Trener Henning Berg, który w środę przedłużył kontrakt z Legią do czerwca 2018 roku przyznał, że Warszawa to wspaniałe miejsce do życia i pracy. - Klub ma wielkie ambicje i jest to odpowiednie środowisko dla trenera - podkreślił Norweg.
W środę Legia rozpoczęła przygotowania do rundy wiosennej. Wcześniej umowę z klubem przedłużył jej szkoleniowiec.
- Jestem szczęśliwy, że do tego doszło. Decyzja o przedłużeniu umowy była dla mnie oczywista. Warszawa to wspaniałe miejsce do życia i pracy. Władze i wszyscy pracownicy klubu mają dobre podejście, a klub ma duże ambicje. To jest odpowiednie środowisko dla trenera - powiedział Berg na środowej konferencji prasowej.
Legia z dorobkiem 38 punktów prowadzi w tabeli ekstraklasy i ma trzy punkty przewagi nad Śląskiem Wrocław.
- Chcemy zdominować naszą ligę. Być może nie uda nam się triumfować co roku. Jednak istotne jest, abyśmy byli w czołówce. Odkąd jestem w Legii zmieniliśmy sposób gry. To sygnał, że chcemy iść dalej i robić kolejne postępy. To jest konieczne, aby awansować do Ligi Mistrzów, bo to również jest naszym celem. Jednak także w Lidze Europejskiej zdobywamy cenne doświadczenie. Nasza gra w tych rozgrywkach napawa optymizmem, a wyniki mówią same za siebie. Rywalizacja z Ajaksem Amsterdam w kolejnej fazie to kolejny krok dla zespołu - podkreślił Norweg.
Szkoleniowiec przyznał, że cały czas uczy się języka polskiego.

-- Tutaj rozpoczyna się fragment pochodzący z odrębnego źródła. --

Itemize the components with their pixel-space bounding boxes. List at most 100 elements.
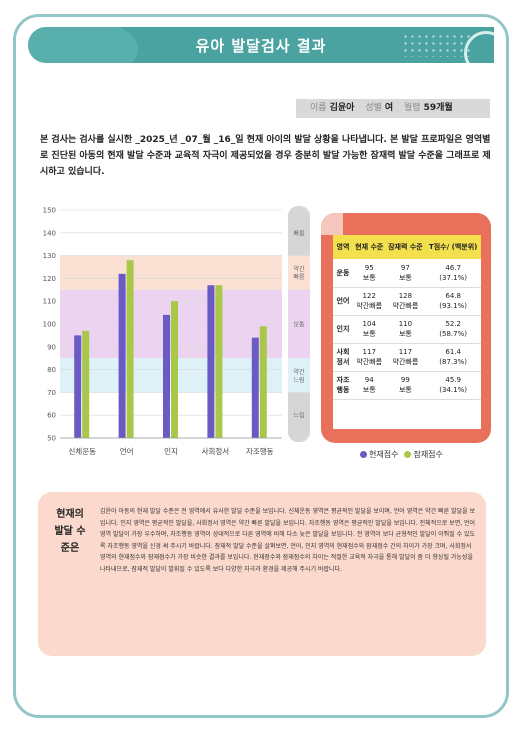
y-tick-label: 130: [43, 252, 56, 260]
age-label: 월령: [404, 103, 421, 113]
header-dots-decoration: [402, 33, 472, 57]
bar-current: [118, 273, 126, 438]
legend-current-label: 현재점수: [369, 450, 399, 459]
child-name: 김윤아: [329, 103, 355, 113]
band-label: 빠름: [293, 229, 305, 237]
band-label-segment: [288, 289, 310, 359]
row-potential-value: 99: [400, 376, 410, 384]
bar-current: [163, 314, 170, 438]
row-area: 인지: [333, 315, 353, 344]
row-potential-value: 110: [398, 320, 413, 328]
bar-potential: [215, 285, 223, 438]
row-tscore: 64.8 (93.1%): [425, 287, 481, 316]
chart-legend: 현재점수 잠재점수: [360, 449, 443, 460]
row-potential-sub: 약간빠름: [392, 302, 419, 310]
row-potential: 128 약간빠름: [385, 287, 426, 316]
row-tscore-value: 46.7: [445, 263, 461, 272]
score-table-card: 영역 현재 수준 잠재력 수준 T점수/ (백분위) 운동 95 보통 97 보통 46.…: [321, 213, 491, 443]
row-current-value: 117: [362, 348, 376, 356]
row-tscore-value: 64.8: [445, 292, 461, 300]
row-tscore-value: 61.4: [445, 348, 461, 356]
development-chart-svg: 5060708090100110120130140150빠름약간빠름보통약간느림…: [43, 206, 310, 456]
row-potential-value: 117: [398, 348, 413, 356]
band-label: 약간: [293, 265, 305, 273]
row-current-sub: 약간빠름: [356, 302, 383, 310]
score-table-header: 영역 현재 수준 잠재력 수준 T점수/ (백분위): [333, 235, 481, 259]
band-label: 느림: [293, 376, 304, 384]
row-tscore: 46.7 (37.1%): [425, 259, 481, 288]
row-current: 94 보통: [353, 371, 386, 400]
y-tick-label: 110: [43, 298, 56, 306]
card-fold-decoration: [321, 213, 343, 235]
y-tick-label: 90: [47, 343, 56, 351]
gender-label: 성별: [365, 103, 382, 113]
row-current-value: 104: [362, 320, 376, 328]
y-tick-label: 80: [47, 366, 56, 374]
row-potential: 97 보통: [385, 259, 426, 288]
intro-paragraph: 본 검사는 검사를 실시한 _2025_년 _07_월 _16_일 현재 아이의…: [40, 135, 491, 177]
y-tick-label: 50: [47, 435, 56, 443]
row-potential-value: 128: [398, 292, 413, 300]
header-ring-decoration: [464, 31, 494, 63]
row-tscore-sub: (37.1%): [439, 273, 467, 282]
description-box: 현재의 발달 수준은 김윤아 아동의 현재 발달 수준은 전 영역에서 유사한 …: [38, 492, 486, 656]
band-label-segment: [288, 358, 310, 393]
x-tick-label: 사회정서: [202, 446, 230, 456]
row-potential-sub: 약간빠름: [392, 358, 419, 366]
description-text: 김윤아 아동의 현재 발달 수준은 전 영역에서 유사한 발달 수준을 보입니다…: [100, 508, 476, 573]
row-area: 사회 정서: [333, 343, 353, 372]
header-current: 현재 수준: [353, 235, 386, 259]
row-tscore: 45.9 (34.1%): [425, 371, 481, 400]
header-tscore: T점수/ (백분위): [425, 235, 481, 259]
band-label: 약간: [293, 368, 305, 376]
row-potential-value: 97: [400, 263, 410, 272]
row-tscore-sub: (58.7%): [439, 330, 467, 338]
row-current-value: 94: [364, 376, 374, 384]
row-tscore-value: 45.9: [445, 376, 461, 384]
y-tick-label: 60: [47, 412, 56, 420]
table-row: 자조 행동 94 보통 99 보통 45.9 (34.1%): [333, 371, 481, 400]
row-current-value: 122: [362, 292, 376, 300]
bar-current: [74, 335, 82, 438]
table-row: 인지 104 보통 110 보통 52.2 (58.7%): [333, 315, 481, 344]
row-tscore: 52.2 (58.7%): [425, 315, 481, 344]
development-chart: 50 60 70 80 90 100 110 120 130 140 150 빠름 약간 빠름 보통 약간 느림…: [30, 200, 320, 470]
child-info-bar: 이름 김윤아 성별 여 월령 59개월: [296, 99, 490, 118]
x-tick-label: 언어: [120, 446, 134, 456]
legend-current: 현재점수: [360, 449, 398, 460]
y-tick-label: 120: [43, 275, 56, 283]
table-row: 언어 122 약간빠름 128 약간빠름 64.8 (93.1%): [333, 287, 481, 316]
row-potential: 110 보통: [385, 315, 426, 344]
row-potential: 117 약간빠름: [385, 343, 426, 372]
row-tscore-sub: (93.1%): [439, 302, 467, 310]
bar-potential: [126, 260, 134, 438]
row-tscore: 61.4 (87.3%): [425, 343, 481, 372]
row-current: 117 약간빠름: [353, 343, 386, 372]
child-age: 59개월: [423, 103, 453, 113]
score-table: 영역 현재 수준 잠재력 수준 T점수/ (백분위) 운동 95 보통 97 보통 46.…: [333, 235, 481, 400]
row-tscore-value: 52.2: [445, 320, 461, 328]
y-tick-label: 70: [47, 389, 56, 397]
y-tick-label: 150: [43, 207, 56, 215]
x-tick-label: 자조행동: [246, 446, 274, 456]
name-label: 이름: [310, 103, 327, 113]
x-tick-label: 인지: [164, 446, 178, 456]
band-label-segment: [288, 255, 310, 290]
bar-current: [207, 285, 215, 438]
chart-band: [60, 255, 282, 290]
legend-current-dot-icon: [360, 451, 367, 458]
score-table-wrapper: 영역 현재 수준 잠재력 수준 T점수/ (백분위) 운동 95 보통 97 보통 46.…: [333, 235, 481, 429]
row-potential-sub: 보통: [398, 386, 412, 394]
report-header: 유아 발달검사 결과: [28, 27, 494, 63]
row-current: 122 약간빠름: [353, 287, 386, 316]
band-label: 느림: [293, 412, 304, 420]
child-gender: 여: [384, 103, 394, 113]
row-current-sub: 보통: [362, 330, 376, 338]
row-area: 언어: [333, 287, 353, 316]
row-current-sub: 보통: [362, 273, 376, 282]
y-tick-label: 140: [43, 229, 56, 237]
header-potential: 잠재력 수준: [385, 235, 426, 259]
band-label: 보통: [293, 322, 305, 329]
row-current-value: 95: [364, 263, 374, 272]
y-tick-label: 100: [43, 321, 56, 329]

Nie czuje się jednak na tyle swobodnie, aby odpowiadać w nim na pytania podczas konferencji prasowej.
- Wiele rozumiem, ale nie potrafię jeszcze biegle rozmawiać. Chciałbym się szybciej nauczyć, ale chyba nie jestem dobrym uczniem. Jednak bez problemu komunikuję się po polsku z zawodnikami i sztabem szkoleniowym - przyznał trener.

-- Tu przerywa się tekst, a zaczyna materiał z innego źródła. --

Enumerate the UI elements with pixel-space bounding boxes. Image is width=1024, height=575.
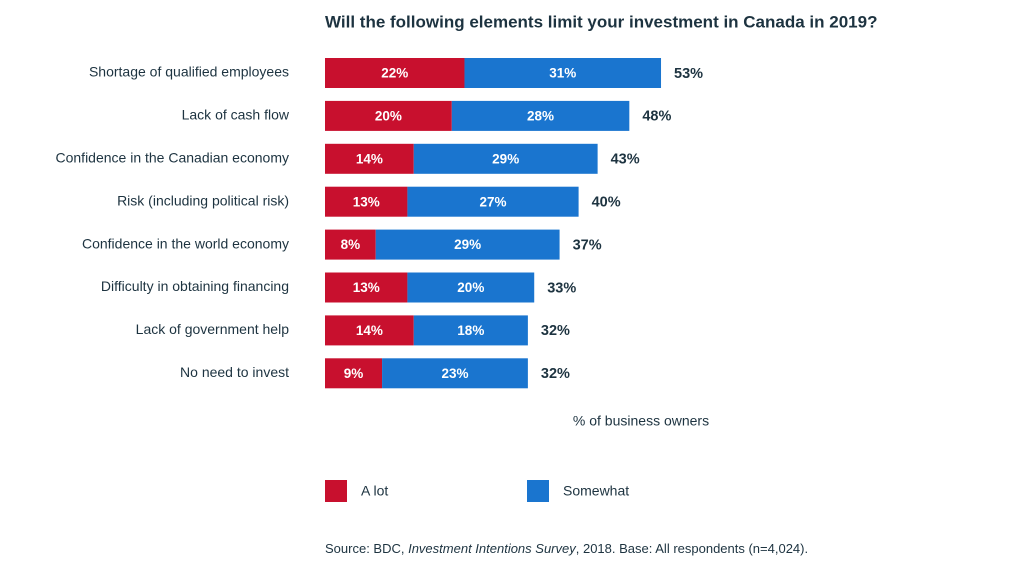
bar-segment — [325, 143, 414, 174]
bar-segment — [325, 58, 465, 88]
legend-label: A lot — [361, 483, 388, 499]
data-label: 29% — [454, 237, 481, 252]
bar-segment — [325, 229, 376, 260]
data-label: 13% — [353, 194, 380, 209]
bar-segment — [325, 186, 408, 217]
total-label: 33% — [547, 280, 576, 296]
source-title: Investment Intentions Survey — [408, 541, 577, 556]
data-label: 27% — [479, 194, 506, 209]
total-label: 53% — [674, 66, 703, 82]
data-label: 9% — [344, 366, 364, 381]
total-label: 48% — [642, 109, 671, 125]
bar-segment — [464, 58, 662, 88]
bar-segment — [413, 315, 528, 346]
data-label: 20% — [457, 280, 484, 295]
bar-segment — [413, 143, 598, 174]
source-text: , 2018. Base: All respondents (n=4,024). — [576, 541, 808, 556]
source: Source: BDC, Investment Intentions Surve… — [325, 541, 808, 556]
bar-segment — [325, 315, 414, 346]
data-label: 14% — [356, 323, 383, 338]
legend-swatch — [527, 480, 549, 502]
data-label: 31% — [549, 66, 576, 81]
x-axis-label: % of business owners — [573, 413, 709, 429]
category-label: Lack of cash flow — [182, 107, 290, 123]
total-label: 32% — [541, 323, 570, 339]
category-label: Lack of government help — [136, 321, 290, 337]
category-label: No need to invest — [180, 364, 289, 380]
total-label: 40% — [592, 195, 621, 211]
bar-segment — [407, 272, 535, 303]
total-label: 32% — [541, 366, 570, 382]
total-label: 37% — [573, 237, 602, 253]
category-label: Difficulty in obtaining financing — [101, 278, 289, 294]
chart-title: Will the following elements limit your i… — [325, 12, 877, 31]
bar-segment — [375, 229, 560, 260]
category-label: Confidence in the world economy — [82, 235, 289, 251]
category-label: Confidence in the Canadian economy — [56, 150, 290, 166]
data-label: 22% — [381, 66, 408, 81]
category-label: Shortage of qualified employees — [89, 64, 289, 80]
data-label: 8% — [341, 237, 361, 252]
data-label: 13% — [353, 280, 380, 295]
data-label: 20% — [375, 108, 402, 123]
data-label: 29% — [492, 151, 519, 166]
bar-segment — [325, 358, 383, 389]
legend-label: Somewhat — [563, 483, 629, 499]
category-label: Risk (including political risk) — [117, 192, 289, 208]
legend-swatch — [325, 480, 347, 502]
bar-segment — [325, 272, 408, 303]
data-label: 18% — [457, 323, 484, 338]
source-text: Source: BDC, — [325, 541, 408, 556]
bar-segment — [325, 100, 452, 131]
data-label: 23% — [441, 366, 468, 381]
bar-segment — [382, 358, 528, 389]
total-label: 43% — [611, 152, 640, 168]
bar-segment — [407, 186, 579, 217]
data-label: 14% — [356, 151, 383, 166]
bar-segment — [451, 100, 630, 131]
data-label: 28% — [527, 108, 554, 123]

Zapytany o możliwość jego pracy przy Łazienkowskiej tak długo jak David Moyes w Evertonie (11 lat) odpowiedział dosyć ostrożnie.

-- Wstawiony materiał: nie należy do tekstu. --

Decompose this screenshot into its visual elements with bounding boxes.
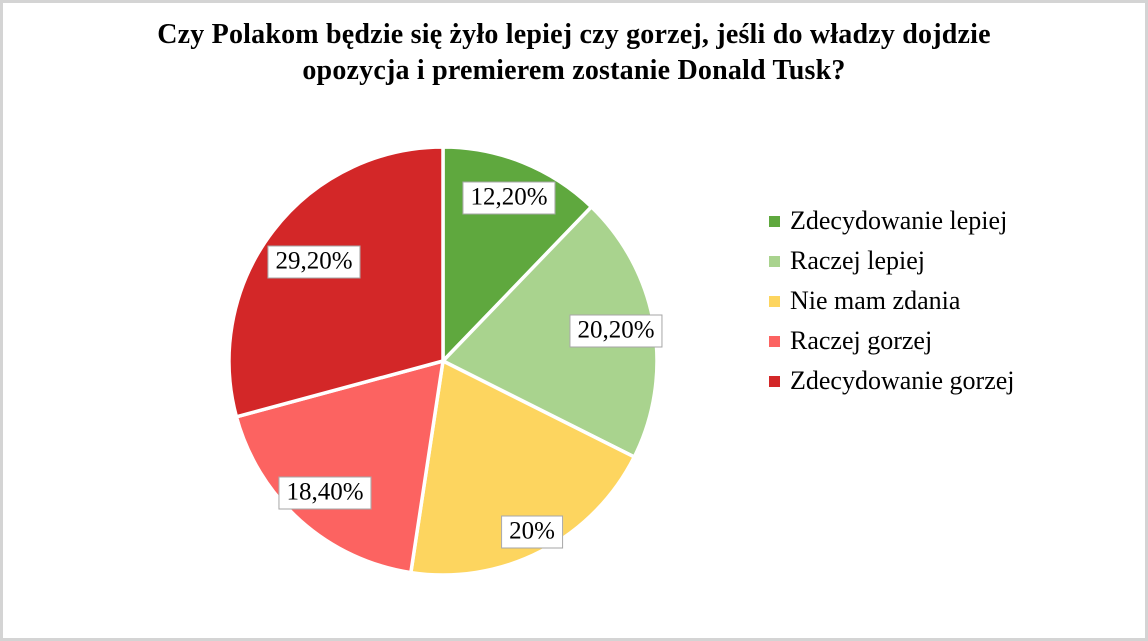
legend-marker-icon — [769, 295, 780, 307]
pie-data-label-zdecydowanie-lepiej: 12,20% — [462, 181, 556, 215]
pie-data-label-nie-mam-zdania: 20% — [501, 515, 563, 549]
legend-marker-icon — [769, 375, 780, 387]
legend-marker-icon — [769, 215, 780, 227]
legend-marker-icon — [769, 255, 780, 267]
legend-label: Raczej gorzej — [790, 326, 933, 355]
pie-slice-nie-mam-zdania — [409, 359, 637, 577]
chart-title-line-1: Czy Polakom będzie się żyło lepiej czy g… — [157, 19, 991, 50]
chart-title: Czy Polakom będzie się żyło lepiej czy g… — [3, 17, 1145, 89]
legend-label: Raczej lepiej — [790, 246, 925, 275]
legend-item-raczej-lepiej: Raczej lepiej — [769, 241, 1015, 281]
pie-slice-raczej-gorzej — [234, 359, 445, 575]
legend-item-nie-mam-zdania: Nie mam zdania — [769, 281, 1015, 321]
legend-item-zdecydowanie-gorzej: Zdecydowanie gorzej — [769, 361, 1015, 401]
legend-marker-icon — [769, 335, 780, 347]
legend-label: Zdecydowanie lepiej — [790, 206, 1008, 235]
legend-label: Zdecydowanie gorzej — [790, 366, 1015, 395]
legend-item-raczej-gorzej: Raczej gorzej — [769, 321, 1015, 361]
chart-legend: Zdecydowanie lepiej Raczej lepiej Nie mam … — [769, 201, 1015, 401]
legend-label: Nie mam zdania — [790, 286, 961, 315]
pie-data-label-raczej-lepiej: 20,20% — [569, 314, 663, 348]
pie-data-label-zdecydowanie-gorzej: 29,20% — [267, 245, 361, 279]
pie-slice-zdecydowanie-gorzej — [227, 145, 445, 419]
chart-title-line-2: opozycja i premierem zostanie Donald Tus… — [302, 55, 846, 86]
legend-item-zdecydowanie-lepiej: Zdecydowanie lepiej — [769, 201, 1015, 241]
pie-plot — [227, 145, 659, 577]
pie-data-label-raczej-gorzej: 18,40% — [278, 476, 372, 510]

- W futbolu ciężko jest cokolwiek planować. Jako piłkarz i trener jestem w tym sporcie wystarczająco długo, aby wiedzieć, że nie należy wybiegać w przyszłość tak daleko. Z doświadczenia wiem, że trawa nie jest z każdej strony tak samo zielona. Póki co, nie wiem czy uda mi się wypełnić kontrakt. Dla mnie najważniejsza jest codzienna praca, abyśmy wszyscy w klubie szli w jednym kierunku - tłumaczył Berg.
W środę angielskie media poinformowały, że Arsenal Londyn doszedł do porozumienia z Legią Warszawa w sprawie transferu Krystiana Bielika. "Kanonierzy" mieliby zapłacić za 17-letniego piłkarza 2,4 mln funtów.
- Krystian jest w komfortowej sytuacji, bo walczą o niego wielkie kluby, a niedawno był zupełnie nieznany. Ostatnio zrobił ogromne postępy, ale w Legii wciąż może się rozwijać rywalizując i trenując u boku świetnych zawodników. To nie jest łatwa decyzja dla 17-latka i potrzebuje dużo czasu, żeby to przemyśleć. W Legii również będzie miał szanse podnosić swoje kwalifikacje, a odejść może później. Pytanie tylko, czy teraz jest dobry moment na transfer. To dla niego bardzo ważna decyzja - powiedział Berg.
W niedzielę stołeczny zespół poleci do Turcji na pierwsze zimowe zgrupowanie. Rundę wiosenną Legia rozpocznie 12 lutego wyjazdowym meczem ze Śląskiem Wrocław w ćwierćfinale Pucharu Polski. Trzy dni później podejmie Jagiellonię Białystok w meczu ligowym, a 19 lutego zagra w Amsterdamie z Ajaksem w 1/16 finału Ligi Europejskiej.